Link via Instapundit.
A columnist living in the People's Republic of Vermont writes:
OK, so America is getting greener and fitter in spite of itself. But can we be happy in a recession?
I can only say I have been.
I lived in New York in the 1970s, when the city was teetering near bankruptcy. The place was weedy, seedy, wild, raunchy, cheap, creative and, in many ways, far easier to live in than its current corporatized, manicured, hyper-policed incarnation. Back then, the landlord might have neglected to send up the heat now and then. But he wasn’t trying to force you out to make room for the next sports-stadium-cum-luxury-condominium mega-development.
Friends who grew up in Vermont or moved here in the 1960s or ’70s admit to similar feelings. Back then, good jobs in the state were few. Land was literally dirt-cheap; 25 years ago, my partner bought his house and 40 acres in Hardwick for $36,000. Vermont was poor. But a limited number of decent-paying jobs and low property values also kept communities stable. Generation after generation could buy homes and take up their fathers’ and mothers’ trades, plant a garden, volunteer at church, and drop the kids off after school at Grandma’s a few houses away. Nobody was renovating the farmhouse down the road, then demanding that the farmer next door clean up that smelly manure.
I don’t want to rewrite history all fuzzy and nostalgic.
As I've written before, you can't make stuff like this up.
Link courtesy of Art Wolff (who works in Vermont but who bears absolutely no responsiblity for the columnist's views).
Way less over the top, but still a little strange, is this LA Times writer's hurrah for a recession:
But for the moment, I can't help but feel that this recession -- or at least the evanescent moment before it kicks into high gear -- offers a kind of coziness you rarely feel in a booming economy.
. . . business models have to change. Anybody's who's read Carl Shapiro and Hal Varian's Information Rules knows this, as does anybody who took NC State's ECG514, "The Economics of Information Goods".
But if you haven't had those opportunities, and would like to a way to quickly catch up--and also learn a little about the history of disposable razor blades--I recommend Chris Anderson's "Free! Why $0.00 Is the Future of Business", (Wired magazine, three months ago; link courtesy of my older daughter.)
. . . and it's very rewarding": encouraging kids to read.
True dat.
Theresa Fagan, mother of eight, lists some of her family's favorite books.
I'll add, for little kids, the all-time classic, Goodnight Moon, and for middle-schoolers, the magnificent, Pulitizer Prize-winning novel by Marjorie Kinnan Rawlings, The Yearling.
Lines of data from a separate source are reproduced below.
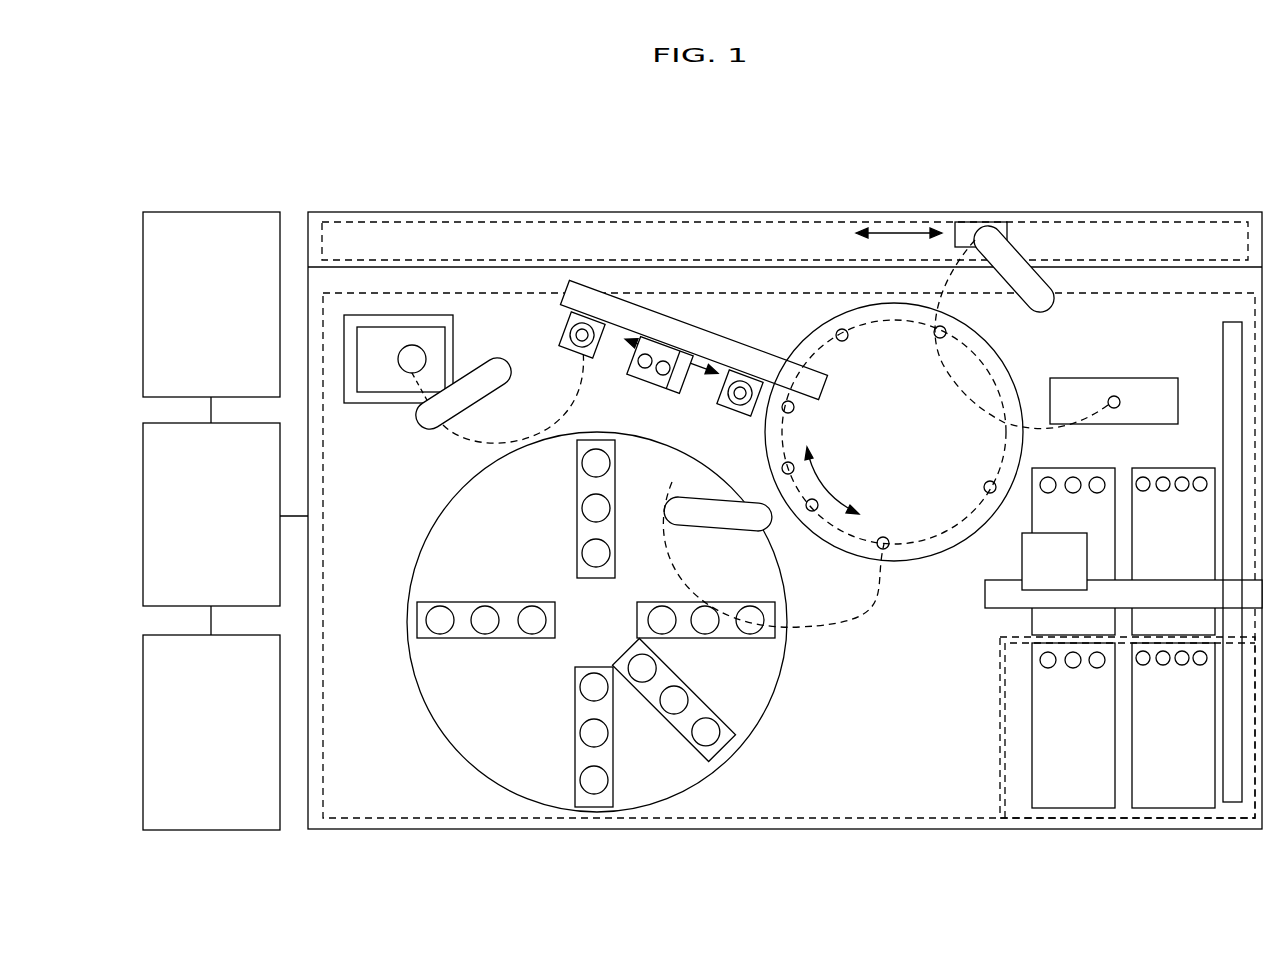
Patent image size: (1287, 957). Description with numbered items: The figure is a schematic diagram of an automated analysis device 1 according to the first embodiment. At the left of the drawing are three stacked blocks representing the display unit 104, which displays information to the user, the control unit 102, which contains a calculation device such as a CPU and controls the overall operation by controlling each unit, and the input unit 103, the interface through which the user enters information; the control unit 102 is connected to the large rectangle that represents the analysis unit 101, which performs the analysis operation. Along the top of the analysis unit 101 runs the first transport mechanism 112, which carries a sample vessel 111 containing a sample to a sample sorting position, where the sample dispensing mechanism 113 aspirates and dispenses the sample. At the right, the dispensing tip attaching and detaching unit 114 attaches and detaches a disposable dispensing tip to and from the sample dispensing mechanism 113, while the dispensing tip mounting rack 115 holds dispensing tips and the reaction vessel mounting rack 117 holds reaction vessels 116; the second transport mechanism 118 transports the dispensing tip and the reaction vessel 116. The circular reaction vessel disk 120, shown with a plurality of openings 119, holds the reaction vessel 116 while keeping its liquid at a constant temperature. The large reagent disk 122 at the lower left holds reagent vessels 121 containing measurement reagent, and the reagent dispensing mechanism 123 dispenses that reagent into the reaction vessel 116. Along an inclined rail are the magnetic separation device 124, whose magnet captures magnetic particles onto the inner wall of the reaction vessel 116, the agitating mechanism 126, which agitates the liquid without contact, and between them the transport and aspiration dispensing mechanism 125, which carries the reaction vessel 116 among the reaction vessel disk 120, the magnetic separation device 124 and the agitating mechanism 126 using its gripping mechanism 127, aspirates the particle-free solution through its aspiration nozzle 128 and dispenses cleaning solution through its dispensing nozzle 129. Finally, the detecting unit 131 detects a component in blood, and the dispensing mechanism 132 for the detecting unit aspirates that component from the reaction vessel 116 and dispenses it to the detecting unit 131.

The automated analysis device 1 is at (258, 173).
The analysis unit 101 is at (535, 830).
The control unit 102 is at (211, 514).
The input unit 103 is at (211, 732).
The display unit 104 is at (211, 304).
The sample vessel 111 is at (964, 222).
The first transport mechanism 112 is at (342, 231).
The sample dispensing mechanism 113 is at (1016, 230).
The dispensing tip attaching and detaching unit 114 is at (1116, 378).
The dispensing tip mounting rack 115 is at (1172, 792).
The reaction vessel 116 is at (1076, 471).
The reaction vessel mounting rack 117 is at (1073, 792).
The second transport mechanism 118 is at (1024, 571).
The openings 119 is at (848, 342).
The reaction vessel disk 120 is at (894, 432).
The reagent vessel 121 is at (594, 464).
The reagent disk 122 is at (476, 755).
The reagent dispensing mechanism 123 is at (777, 526).
The magnetic separation device 124 is at (568, 332).
The transport and aspiration dispensing mechanism 125 is at (660, 380).
The agitating mechanism 126 is at (742, 412).
The gripping mechanism 127 is at (684, 385).
The aspiration nozzle 128 is at (658, 374).
The dispensing nozzle 129 is at (640, 363).
The detecting unit 131 is at (380, 368).
The dispensing mechanism for the detecting unit 132 is at (487, 385).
(In 7th grade I wrote Ms. Rawlings a fan letter, and she wrote me back. Eat your hearts out.)
From CBS News, your tax dollars at work:
The salmon population is mysteriously dwindling in California and Oregon. . . .
Consider that the lost salmon catch amounts to $22 million dollars. Federal officials put the economic ripple effect including businesses like charter boats and ice houses at $82 million.
But taxpayers are being forced to shell out $174 million. That's on top of $60 million given out last year.
The salmon bail-out is so huge, it might not have survived debate in Congress. But it didn't have to, thanks to California's own Congresswoman Nancy Pelosi. She used her clout as Speaker of the House to insert the massive salmon relief into the Farm Bill as an earmark without a vote.
(The Door has much love for salmon and therefore for Pacific salmon fishermen, but thinks there almost certainly has to be a more cost-effective way to address the problem.)